Context-sensitive WFC

This is the code for the "Better Resemblance without Bigger Patterns: Making Context-sensitive Decisions in WFC" paper by Bahar Bateni, Isaac Karth and Adam Smith. The paper was published at FDG 2023 and is available at https://dl.acm.org/doi/10.1145/3582437.3582441.

The paper proposes a small and easy to implement modification to the WaveFunctionCollapse algorithm which significantly improves the quality fo results.

WaveFunctionCollapse (WFC) is a Procedural Content Generation algorithm which generates an image similar to some input image. The input image is broken into tiles or patterns which can be composed by the algorithm to create a new image. A set of constraints extracted from the input are satisfied during the process which results in the similarity between the input and output. For more information about the WFC algorithm refer to https://github.com/mxgmn/WaveFunctionCollapse.

For more information about this modification refer to the paper. To run this code, refer to the How to Run section. If you want to implement the context sensitive heuristic in your own work, refer to the Porting Context-sensitive Heuristic section. To use an interactive tool and get some outputs, use the colab notebook available at [TODO add link].

How to Run

Requirements

The list of requirements are available in the requirements.txt file. You can install these requirements with pip by using:

pip install -r requirements.txt

It is suggested to use a virtual environment when installing the requirements.
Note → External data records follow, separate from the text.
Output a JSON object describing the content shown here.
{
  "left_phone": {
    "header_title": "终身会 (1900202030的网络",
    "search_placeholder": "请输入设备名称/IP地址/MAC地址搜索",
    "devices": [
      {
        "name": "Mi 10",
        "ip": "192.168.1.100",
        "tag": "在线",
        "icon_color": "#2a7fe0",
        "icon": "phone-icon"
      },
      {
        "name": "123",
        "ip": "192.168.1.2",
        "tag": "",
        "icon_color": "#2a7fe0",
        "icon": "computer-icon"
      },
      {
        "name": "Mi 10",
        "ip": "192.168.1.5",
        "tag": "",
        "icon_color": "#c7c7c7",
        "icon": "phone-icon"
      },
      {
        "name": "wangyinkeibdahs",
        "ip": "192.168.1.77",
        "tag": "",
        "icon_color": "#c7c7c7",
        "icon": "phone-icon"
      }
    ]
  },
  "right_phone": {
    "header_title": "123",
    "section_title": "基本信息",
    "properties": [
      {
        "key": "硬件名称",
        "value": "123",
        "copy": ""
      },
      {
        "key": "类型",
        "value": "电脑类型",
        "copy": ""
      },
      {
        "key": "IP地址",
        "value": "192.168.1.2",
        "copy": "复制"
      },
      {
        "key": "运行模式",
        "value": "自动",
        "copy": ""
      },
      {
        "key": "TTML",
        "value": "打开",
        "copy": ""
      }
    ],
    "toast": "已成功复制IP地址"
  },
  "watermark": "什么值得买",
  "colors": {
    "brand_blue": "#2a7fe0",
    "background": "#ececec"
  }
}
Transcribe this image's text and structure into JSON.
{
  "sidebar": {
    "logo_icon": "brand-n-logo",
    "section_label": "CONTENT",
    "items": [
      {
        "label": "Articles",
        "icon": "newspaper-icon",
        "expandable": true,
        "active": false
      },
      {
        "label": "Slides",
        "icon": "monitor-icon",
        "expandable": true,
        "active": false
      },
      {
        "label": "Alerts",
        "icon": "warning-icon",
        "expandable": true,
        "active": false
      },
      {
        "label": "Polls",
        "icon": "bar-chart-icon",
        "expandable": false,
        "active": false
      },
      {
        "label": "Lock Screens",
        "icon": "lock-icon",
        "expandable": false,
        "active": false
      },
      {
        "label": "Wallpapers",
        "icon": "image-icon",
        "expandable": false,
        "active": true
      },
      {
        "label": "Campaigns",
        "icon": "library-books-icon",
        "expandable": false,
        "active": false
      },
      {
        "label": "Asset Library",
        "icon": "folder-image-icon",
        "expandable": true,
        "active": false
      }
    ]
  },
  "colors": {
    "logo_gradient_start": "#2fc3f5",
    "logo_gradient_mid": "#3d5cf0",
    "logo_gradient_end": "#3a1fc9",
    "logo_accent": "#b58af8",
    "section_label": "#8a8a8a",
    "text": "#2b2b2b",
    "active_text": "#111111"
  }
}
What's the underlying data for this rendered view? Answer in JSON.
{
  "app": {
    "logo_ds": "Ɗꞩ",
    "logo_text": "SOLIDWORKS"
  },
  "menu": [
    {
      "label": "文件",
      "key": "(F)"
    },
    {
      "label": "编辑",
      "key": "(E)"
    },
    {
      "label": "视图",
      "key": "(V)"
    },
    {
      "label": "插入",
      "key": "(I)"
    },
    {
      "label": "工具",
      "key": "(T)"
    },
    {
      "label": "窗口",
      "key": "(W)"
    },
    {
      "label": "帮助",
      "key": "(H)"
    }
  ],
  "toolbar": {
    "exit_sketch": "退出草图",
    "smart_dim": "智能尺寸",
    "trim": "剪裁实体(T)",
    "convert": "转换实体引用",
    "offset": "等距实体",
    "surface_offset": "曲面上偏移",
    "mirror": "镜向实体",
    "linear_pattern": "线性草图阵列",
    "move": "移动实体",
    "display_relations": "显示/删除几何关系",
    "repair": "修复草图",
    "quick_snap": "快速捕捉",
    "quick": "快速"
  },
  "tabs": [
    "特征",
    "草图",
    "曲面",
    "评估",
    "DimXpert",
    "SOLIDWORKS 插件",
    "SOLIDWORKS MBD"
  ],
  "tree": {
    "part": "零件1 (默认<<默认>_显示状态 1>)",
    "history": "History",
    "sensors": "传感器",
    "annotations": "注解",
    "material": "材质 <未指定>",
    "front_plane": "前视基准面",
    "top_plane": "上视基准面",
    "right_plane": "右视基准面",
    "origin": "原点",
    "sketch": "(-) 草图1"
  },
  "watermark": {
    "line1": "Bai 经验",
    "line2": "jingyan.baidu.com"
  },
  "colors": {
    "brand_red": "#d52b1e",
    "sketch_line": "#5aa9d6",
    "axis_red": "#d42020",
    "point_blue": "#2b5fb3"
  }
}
You can use virtualenv by running:

pip install virtualenv
virtualenv venv
[windows] venv\Scripts\activate
[linux] source venv/bin/activate
pip install -r requirements.txt

To learn more, refer to virtualenv documents.

Running WFC

You can run the WFC algorithm by running the main script:

python main.py

This would results in generating one output per each of the Decision Heuristics for the zelda example. The result will differ each time. To get the same results everytime, change the GLOBAL_HASH_TYPE in the utility.py file:

GLOBAL_HASH_TYPE = HASH_TYPE.NUMBER_HASH

This will run a deterministic hashing algorithm which is significantly slower than the other implementation, but will remove the randomness and generate the same output every time the algorithm is executed with the same seed.

Available Options

The following options are available in the main.py file to get the desired outputs. The examples in the main.py file show how the same code can be used for bigger patterns, as well as visualizing those patterns.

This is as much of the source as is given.